I want to share three things I believe you should do before you even consider hiring a professional advisor, if that is something you are giving thought to. In my next post, I will build on this with even more ideas for the Do-It-Yourselfer. The first three focus on:
- understanding your cash flow
- how much should be in an emergency account; and
- getting started in a retirement plan, whether that be on your own, or through your employer
As you may know, I am a principal owner at a fee-only registered investment advisory firm, PDS Planning, Inc. in Columbus, OH. We love it when people hire a financial planner, it’s good for business. However, as I have promised, my goal is to help those who want to do it themselves. It can be done, I assure you. Today, I am going to outline 3 things you need to do before hiring an advisor, and a few more that may help you avoid it altogether.
First, and most important as it sets up all future financial decisions, get a grasp on your cash flow. How much is coming in each month and how much is going out? Hopefully there is something left over each month. If not, take a close look at your expenses and find out what can be eliminated. Are you running up credit card debt and carrying it over month to month? This is not sustainable. If this is you, you need to focus all your financial energy on reversing this trend. Find a way to live within your means.
Businesses regularly measure their balance sheet and cash flow. Why? Because it makes sense and leads to better outcomes. Set up a budget, track income and expenses. I also think forecasting is really important. That’s the practice of trying to project your cash flow over a future period of time. I always have a 12 month forward forecast for what I expect to happen, from both an income and an expense perspective. There are a lot of great tools out there to help you. First, you could manually track this information in Microsoft Excel as I do for my 12 month forward forecast. For as little as $70, I was able to buy Office 365 for my personal use that would include the popular spreadsheet software. Some great online tools that offer all the conveniences of today’s modern technology include Mint and YNAB, short for You Need a Budget! Not only are these tools either free or low-cost, they also come with convenient apps for your smartphone. Simply link your bank accounts and credit cards to these tools and your spending data is automatically aggregated in one place.
Once you have a grasp on (hopefully positive) cash flow, the next step is to build some emergency reserves. Store it in a savings account and be disciplined enough not to touch it. How much? This varies person to person but some of the general rules of thumb would indicate anywhere from two to six months of your expenses. If you have a stable job, with sound benefits and possibly a spouse or partner who is also working, then you can be on the lower end. If you are in a sales job with a fluctuating income, or a volatile industry, and are the sole breadwinner, then erring on the side of cautious probably makes sense and you should tuck away a bit more. A critical insurance in this decision is individual or group long-term disability insurance. If you have disability insurance, that may give you some additional peace of mind in the event you are unable to work due to an injury or illness.

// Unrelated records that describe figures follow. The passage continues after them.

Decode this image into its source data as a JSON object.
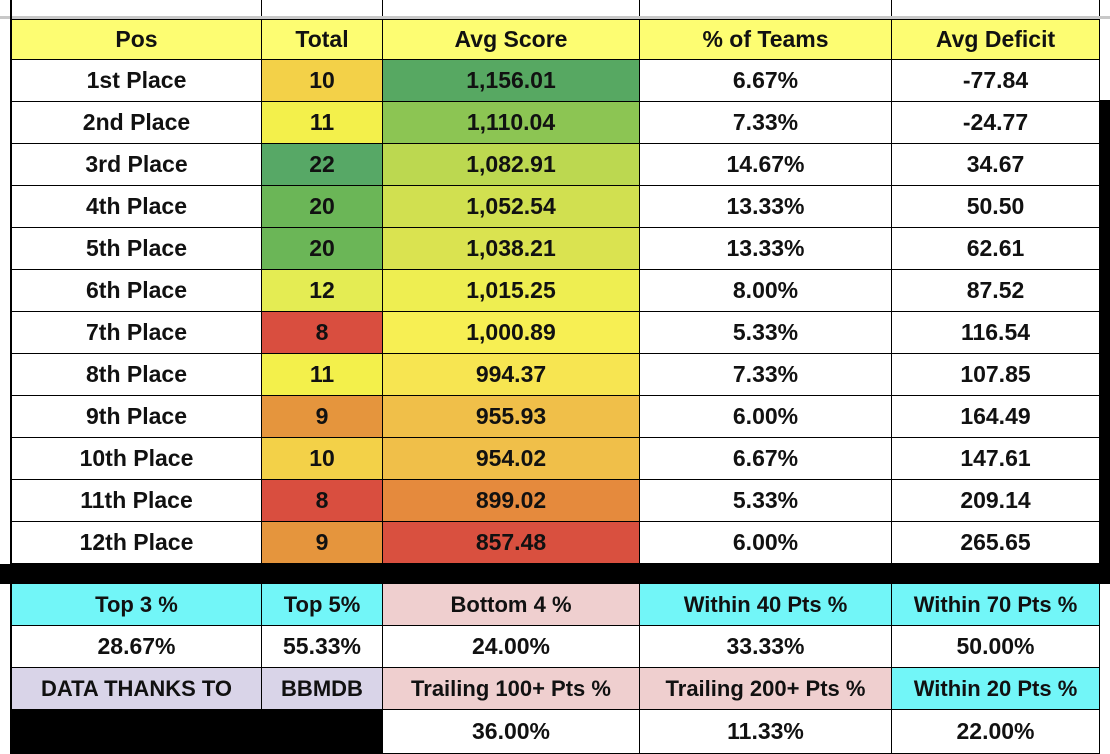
{
  "table": {
    "header": [
      "Pos",
      "Total",
      "Avg Score",
      "% of Teams",
      "Avg Deficit"
    ],
    "rows": [
      [
        "1st Place",
        "10",
        "1,156.01",
        "6.67%",
        "-77.84"
      ],
      [
        "2nd Place",
        "11",
        "1,110.04",
        "7.33%",
        "-24.77"
      ],
      [
        "3rd Place",
        "22",
        "1,082.91",
        "14.67%",
        "34.67"
      ],
      [
        "4th Place",
        "20",
        "1,052.54",
        "13.33%",
        "50.50"
      ],
      [
        "5th Place",
        "20",
        "1,038.21",
        "13.33%",
        "62.61"
      ],
      [
        "6th Place",
        "12",
        "1,015.25",
        "8.00%",
        "87.52"
      ],
      [
        "7th Place",
        "8",
        "1,000.89",
        "5.33%",
        "116.54"
      ],
      [
        "8th Place",
        "11",
        "994.37",
        "7.33%",
        "107.85"
      ],
      [
        "9th Place",
        "9",
        "955.93",
        "6.00%",
        "164.49"
      ],
      [
        "10th Place",
        "10",
        "954.02",
        "6.67%",
        "147.61"
      ],
      [
        "11th Place",
        "8",
        "899.02",
        "5.33%",
        "209.14"
      ],
      [
        "12th Place",
        "9",
        "857.48",
        "6.00%",
        "265.65"
      ]
    ]
  },
  "summary": {
    "labels_1": [
      "Top 3 %",
      "Top 5%",
      "Bottom 4 %",
      "Within 40 Pts %",
      "Within 70 Pts %"
    ],
    "values_1": [
      "28.67%",
      "55.33%",
      "24.00%",
      "33.33%",
      "50.00%"
    ],
    "labels_2": [
      "DATA THANKS TO",
      "BBMDB",
      "Trailing 100+ Pts %",
      "Trailing 200+ Pts %",
      "Within 20 Pts %"
    ],
    "values_2": [
      "36.00%",
      "11.33%",
      "22.00%"
    ]
  }
}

I have never had a client get to retirement and tell me “Jamie, I think I have saved too much money.” It has not happened in my 17 years in the business and I don’t anticipate it happening anytime in the future. The next step is to start saving in your company sponsored retirement plan, early and often. If your company has an Employer Match feature, take advantage of that – it’s free money! Let’s say you opt to save 5% of your pay in the retirement plan. On January 1st, or at review time when you get a raise, or your birthday, make a pledge to increase that by 1% and do this every year. Before you know it, you’ll be saving 15% of your pay and by phasing it in slowly, it won’t hamper your ability to maintain positive cash flow, and build emergency reserves. If you do not have a company sponsored retirement plan, open a Traditional or Roth IRA. The key here is to start saving for retirement. People are living longer, thus the cost of paying for retirement is growing.
Generally, we like to see clients participating in these 3 steps before we feel appropriate engaging with them to do planning and investment work. These are some basic building blocks but should not be considered all-inclusive. In my next post, I will spend some time reviewing the next steps that you can work on in your personal financial plan. Again, these are basic overviews, and over time, I will continue to provide additional details to help you if you want to manage your own finances. It’s really just WealthAdviceMadeSimple.